Should I buy a house now or wait for a recession? ›

And as you might imagine, recessions are a risky time to buy a home. If you lose your job, for example, a lender will be much less likely to approve your loan application. Even if a recession doesn't affect you directly, if your area is hard-hit, that could have a serious effect on the local real estate market.

Will interest rates go down to 2.5 again? ›

All FOMC members believe that rates will be stable or higher through 2023 before slowly coming down in 2024–2025 to settle at a comfortable 2.5% for the longer-term,” she says. Elliot Eisenberg, the Chief Economist at Graphs and Laughs agrees.

Have mortgage rates fallen for 4 consecutive weeks? ›

Mortgage rates are declining for a fourth straight week, falling to their lowest level since April. The 30-year fixed mortgage rate has fallen below 7% to 6.86%. Yahoo Finance Reporter Dani Romero joins Wealth! to break down the mortgage rate numbers and what they indicate about the housing market.

What is the mortgage rate forecast for 2026? ›

The 10-year treasury constant maturity rate in the U.S. is forecast to decline by 0.8 percent by 2026, while the 30-year fixed mortgage rate is expected to fall by 1.6 percent. From seven percent in the third quarter of 2023, the average 30-year mortgage rate is projected to reach 5.4 percent in 2026.

What is the predicted interest rate for 2024? ›

Still, rates might not fall as far as some homeowners hope, as forecasters previously baked in a September rate cut. In fourth quarter 2024 outlooks, Fannie Mae analysts anticipate 30-year rates at 6.7 percent, while the Mortgage Bankers Association predicts 6.6 percent.

What is the prediction for mortgage rates for next five years? ›

Fannie Mae: Rates will average 6.8% in Q3

The June forecast also predicts that mortgage rates will average 6.8% in 2024, down from 7% in its previous forecast. As for 2025, Fannie Mae expects mortgage rates to average 6.7%.

What is the new normal for mortgage rates? ›

The new normal for mortgage rates will be around 6%, says NAR's Lawrence Yun. Lawrence Yun, National Association of Realtors chief economist, joins 'Squawk Box' to discuss the state of the housing sector, whether housing prices have stabilized, mortgage rate trend outlook, and more.
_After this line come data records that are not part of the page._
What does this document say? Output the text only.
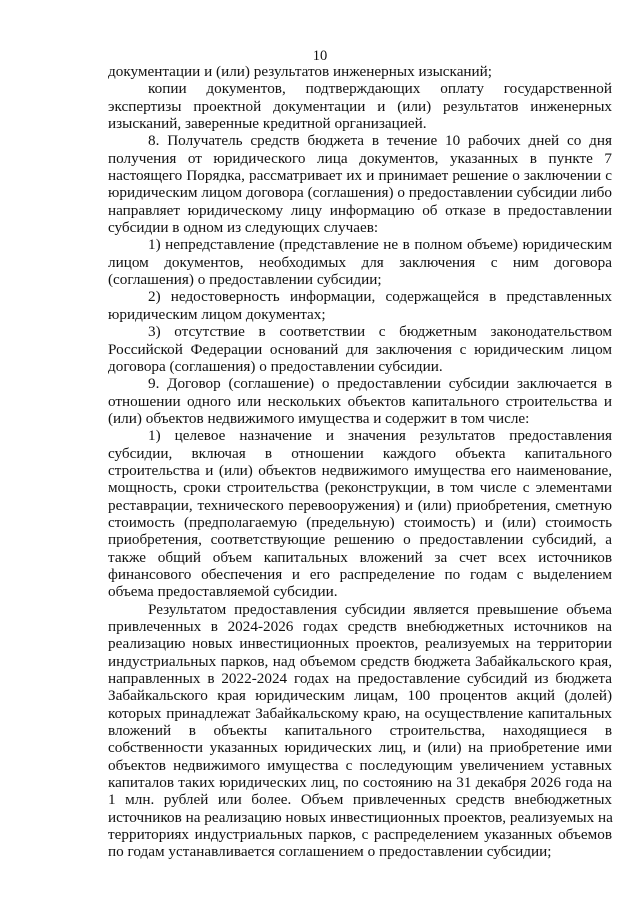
10
документации и (или) результатов инженерных изысканий;
копии документов, подтверждающих оплату государственной
экспертизы проектной документации и (или) результатов инженерных
изысканий, заверенные кредитной организацией.
8. Получатель средств бюджета в течение 10 рабочих дней со дня
получения от юридического лица документов, указанных в пункте 7
настоящего Порядка, рассматривает их и принимает решение о заключении с
юридическим лицом договора (соглашения) о предоставлении субсидии либо
направляет юридическому лицу информацию об отказе в предоставлении
субсидии в одном из следующих случаев:
1) непредставление (представление не в полном объеме) юридическим
лицом документов, необходимых для заключения с ним договора
(соглашения) о предоставлении субсидии;
2) недостоверность информации, содержащейся в представленных
юридическим лицом документах;
3) отсутствие в соответствии с бюджетным законодательством
Российской Федерации оснований для заключения с юридическим лицом
договора (соглашения) о предоставлении субсидии.
9. Договор (соглашение) о предоставлении субсидии заключается в
отношении одного или нескольких объектов капитального строительства и
(или) объектов недвижимого имущества и содержит в том числе:
1) целевое назначение и значения результатов предоставления
субсидии, включая в отношении каждого объекта капитального
строительства и (или) объектов недвижимого имущества его наименование,
мощность, сроки строительства (реконструкции, в том числе с элементами
реставрации, технического перевооружения) и (или) приобретения, сметную
стоимость (предполагаемую (предельную) стоимость) и (или) стоимость
приобретения, соответствующие решению о предоставлении субсидий, а
также общий объем капитальных вложений за счет всех источников
финансового обеспечения и его распределение по годам с выделением
объема предоставляемой субсидии.
Результатом предоставления субсидии является превышение объема
привлеченных в 2024-2026 годах средств внебюджетных источников на
реализацию новых инвестиционных проектов, реализуемых на территории
индустриальных парков, над объемом средств бюджета Забайкальского края,
направленных в 2022-2024 годах на предоставление субсидий из бюджета
Забайкальского края юридическим лицам, 100 процентов акций (долей)
которых принадлежат Забайкальскому краю, на осуществление капитальных
вложений в объекты капитального строительства, находящиеся в
собственности указанных юридических лиц, и (или) на приобретение ими
объектов недвижимого имущества с последующим увеличением уставных
капиталов таких юридических лиц, по состоянию на 31 декабря 2026 года на
1 млн. рублей или более. Объем привлеченных средств внебюджетных
источников на реализацию новых инвестиционных проектов, реализуемых на
территориях индустриальных парков, с распределением указанных объемов
по годам устанавливается соглашением о предоставлении субсидии;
When should I refinance my mortgage? ›

For most borrowers, the ideal time to refinance is when market rates have fallen below the rate on their current loan. If you want to refinance now, calculate the break-even point so you'll know exactly how long it'll take to reap the savings.

Will mortgage rates go down in 2027? ›

Will mortgage rates come down in the next 5 years? Lord: “For the rest of 2023, I predict rates for the 30-year fixed-rate mortgage will average 7.3%, followed by 6.1% in 2024, 5.5% in 2025, 5% in 2026, 4.5% in 2027, and 4.5% in 2028.

What is the forecast for Euribor in 2024? ›

According to Bankinter's Analysis Department, the 12-month Euribor could fall to 3.25% in 2024 and then to 2.75% in 2025. At the same time, S&P projects that interest rates in the eurozone, after reaching a peak in 2023, will begin to decrease in 2024, stabilizing at an equilibrium level between 2% and 2.25%.

Will auto interest rates go down in 2024? ›

The auto loan rate forecast for 2024 suggests a cautiously optimistic outlook. While rates are not expected to plummet, there is potential for a modest decline as the year progresses, particularly if inflation continues to subside and the economy remains stable.